Altbabylonisches Siegel in Ägypten gefunden
Im 17. Jahrhundert v. Chr. geriet Ägypten in die Abhängigkeit einer fremden Dynastie aus Vorderasien: Die Hyksos brachten vom nordöstlichen Nildelta aus ganz Ägypten in ihre Abhängigkeit. Die Hauptstadt dieser Fremddynastie wurde von Manfred Bietak, Ägyptologe an der Universität Wien, bereits 1966 entdeckt. 2005 fanden Bietak und sein Team schließlich einen ausgedehnten Palastbezirk der Hyksos-Zeit. Bei ihrer gerade beendeten Herbstgrabung stießen sie nun auf ein Siegel aus der altbabylonischen Zeit.
Bisher ist nicht viel über Herkunft, Kultur- und Ereignisgeschichte der Hyksos in Ägypten bekannt. Sie regierten zwischen 1640 und 1530 v. Chr. von ihrer Hauptstadt Auaris im östlichen Nildelta aus Ägypten, bis die Pharaonen der 17./18. Dynastie die Hyksos besiegten und die Hauptstadt eroberten. Univ.-Prof. Dr. Dr. hc. Manfred Bietak, Vorstand des Instituts für Ägyptologie der Universität Wien, arbeitet gemeinsam mit Dr. Irene Forstner-Müller, der neu ernannten Leiterin des Österreichischen Archäologischen Instituts in Kairo, und einem großen Team seit 2005 an der Freilegung dieses vorderasiatischen Palastes des Hyksos Chian auf einem Ruinenhügel namens Tell el-Dab'a im Nordosten Ägyptens.
Bei den diesjährigen Untersuchungen konnte ein weitreichendes Areal der ca. 10.000 Quadratmeter großen Palastanlage freigelegt werden. Zur Überraschung der ForscherInnen entspricht der Palast nicht dem Plan eines ägyptischen Palastes, sondern reiht sich architektonisch unter die Königspaläste aus Syrien ein - dem Ursprungsland der Hyksos.
Bereits im Frühjahr fanden die WissenschafterInnen in der Füllung des Palastbrunnens der mittleren bis späten Hyksoszeit das Fragment einer babylonischen Keilschrifttafel aus den letzten Dezennien des Altbabylonischen Reiches (1600-1550 v. Chr.). "Es handelte sich dabei um das bisher älteste Keilschriftdokument in Ägypten und belegt die unerwartet weit reichenden diplomatischen Beziehungen der Dynastie der Hyksos", erklären Manfred Bietak und Irene Forstner-Müller.
Bei Grabungen im Oktober und November dieses Jahres kam nun ein weiteres interessantes Keilschriftdokument 500 Meter westlich des Palastes aus einer wesentlich späteren Grube in umgelagerter Situation zum Vorschein: Es handelt sich um ein Siegel, das in die altbabylonische Zeit datiert und einen hohen babylonischen Beamten, vermutlich aus der Zeit des Königs Hammurapi, nennt. Es ist denkbar, dass dieser Fund aus einem darunter befindlichen Tempelbezirk stammt, der mit dem Hyksospalast zeitgleich ist.

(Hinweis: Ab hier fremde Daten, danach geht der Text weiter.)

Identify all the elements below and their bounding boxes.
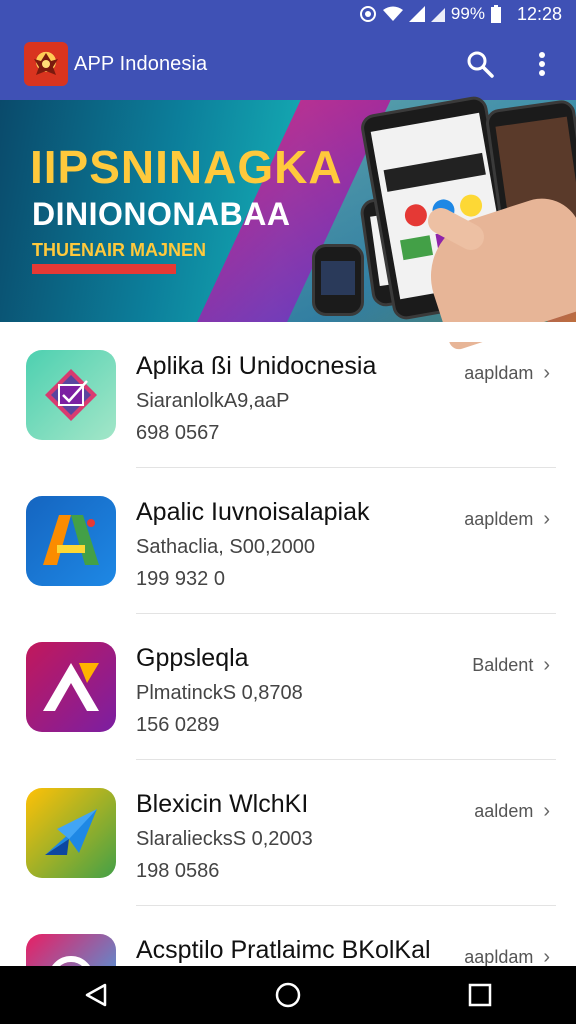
list-item[interactable]: Gppsleqla PlmatinckS 0,8708 156 0289 Bal… — [0, 614, 576, 760]
recents-square-icon — [468, 983, 492, 1007]
search-icon — [467, 51, 494, 78]
battery-icon — [490, 5, 501, 23]
system-nav-bar — [0, 966, 576, 1024]
clock: 12:28 — [516, 3, 562, 24]
recents-button[interactable] — [448, 966, 512, 1024]
app-name: Aplika ßi Unidocnesia — [136, 352, 377, 380]
signal-secondary-icon — [430, 6, 445, 22]
list-item[interactable]: Blexicin WlchKI SlaraliecksS 0,2003 198 … — [0, 760, 576, 906]
app-action-link[interactable]: aapldem › — [464, 508, 550, 531]
app-logo — [24, 42, 68, 86]
letter-a-icon — [43, 515, 99, 565]
app-icon-3 — [26, 642, 116, 732]
wifi-icon — [382, 6, 403, 22]
status-bar: 99% 12:28 — [0, 0, 576, 28]
signal-icon — [408, 6, 425, 22]
app-icon-4 — [26, 788, 116, 878]
sync-icon — [359, 5, 377, 23]
app-action-link[interactable]: Baldent › — [472, 654, 550, 677]
triangle-a-icon — [43, 663, 99, 711]
app-icon-1 — [26, 350, 116, 440]
chevron-right-icon: › — [543, 362, 550, 384]
chevron-right-icon: › — [543, 800, 550, 822]
app-title: APP Indonesia — [74, 52, 208, 75]
app-subtitle: SiaranlolkA9,aaP — [136, 390, 290, 412]
app-name: Blexicin WlchKI — [136, 790, 309, 818]
app-action-label: aapldem — [464, 509, 534, 529]
app-count: 698 0567 — [136, 422, 220, 444]
home-circle-icon — [275, 982, 301, 1008]
app-name: Acsptilo Pratlaimc BKolKal — [136, 936, 431, 964]
list-item[interactable]: Aplika ßi Unidocnesia SiaranlolkA9,aaP 6… — [0, 322, 576, 468]
more-vert-icon — [539, 52, 545, 76]
app-name: Apalic Iuvnoisalapiak — [136, 498, 370, 526]
app-action-label: aapldam — [464, 947, 534, 967]
back-button[interactable] — [64, 966, 128, 1024]
app-name: Gppsleqla — [136, 644, 249, 672]
home-button[interactable] — [256, 966, 320, 1024]
app-subtitle: Sathaclia, S00,2000 — [136, 536, 316, 558]
app-subtitle: SlaraliecksS 0,2003 — [136, 828, 313, 850]
banner-red-rule — [32, 264, 176, 274]
app-bar: APP Indonesia — [0, 28, 576, 100]
app-count: 198 0586 — [136, 860, 220, 882]
app-action-label: Baldent — [472, 655, 534, 675]
battery-percent: 99% — [450, 4, 485, 23]
app-action-link[interactable]: aaldem › — [474, 800, 550, 823]
chevron-right-icon: › — [543, 508, 550, 530]
banner-tagline: THUENAIR MAJNEN — [32, 240, 207, 260]
screen: 99% 12:28 APP Indonesia IIPSNINAGKA DINI… — [0, 0, 576, 1024]
paper-plane-icon — [45, 809, 97, 855]
back-triangle-icon — [85, 983, 107, 1007]
app-icon-2 — [26, 496, 116, 586]
overflow-menu-button[interactable] — [518, 40, 566, 88]
app-action-label: aapldam — [464, 363, 534, 383]
app-action-label: aaldem — [474, 801, 534, 821]
garuda-emblem-icon — [34, 53, 58, 75]
search-button[interactable] — [456, 40, 504, 88]
app-subtitle: PlmatinckS 0,8708 — [136, 682, 303, 704]
banner-subheadline: DINIONONABAA — [32, 196, 291, 232]
chevron-right-icon: › — [543, 654, 550, 676]
phone-illustration-small — [312, 244, 364, 316]
app-count: 199 932 0 — [136, 568, 225, 590]
check-square-icon — [45, 369, 97, 421]
banner-headline: IIPSNINAGKA — [30, 141, 343, 193]
list-item[interactable]: Apalic Iuvnoisalapiak Sathaclia, S00,200… — [0, 468, 576, 614]
app-list: Aplika ßi Unidocnesia SiaranlolkA9,aaP 6… — [0, 322, 576, 1024]
app-count: 156 0289 — [136, 714, 220, 736]
app-action-link[interactable]: aapldam › — [464, 362, 550, 385]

Die beiden Keilschriftdokumente sind eine unerwartete Quelle, die beweist, dass die Briefdiplomatie und der Geschenkaustausch zwischen den Höfen von Ägypten und Altbabylonien bereits 150 Jahre früher als bisher belegt datiert. "Es sieht derzeit so aus, als ob die Hyksos das Akkadische als diplomatische lingua franca und die Ferndiplomatie in Ägypten lange vor der Zeit des Neuen Reiches eingeführt haben", so die ÄgyptologInnen.
Im Frühjahr 2010 wird die Grabung im Palast fortgesetzt. "Wir hoffen auf weitere Funde und Befunde, die Licht auf diese - aus schriftlichen Dokumenten nur sehr schütter erschlossenen - Zeit werfen können", so die beiden Grabungsleiter abschließend.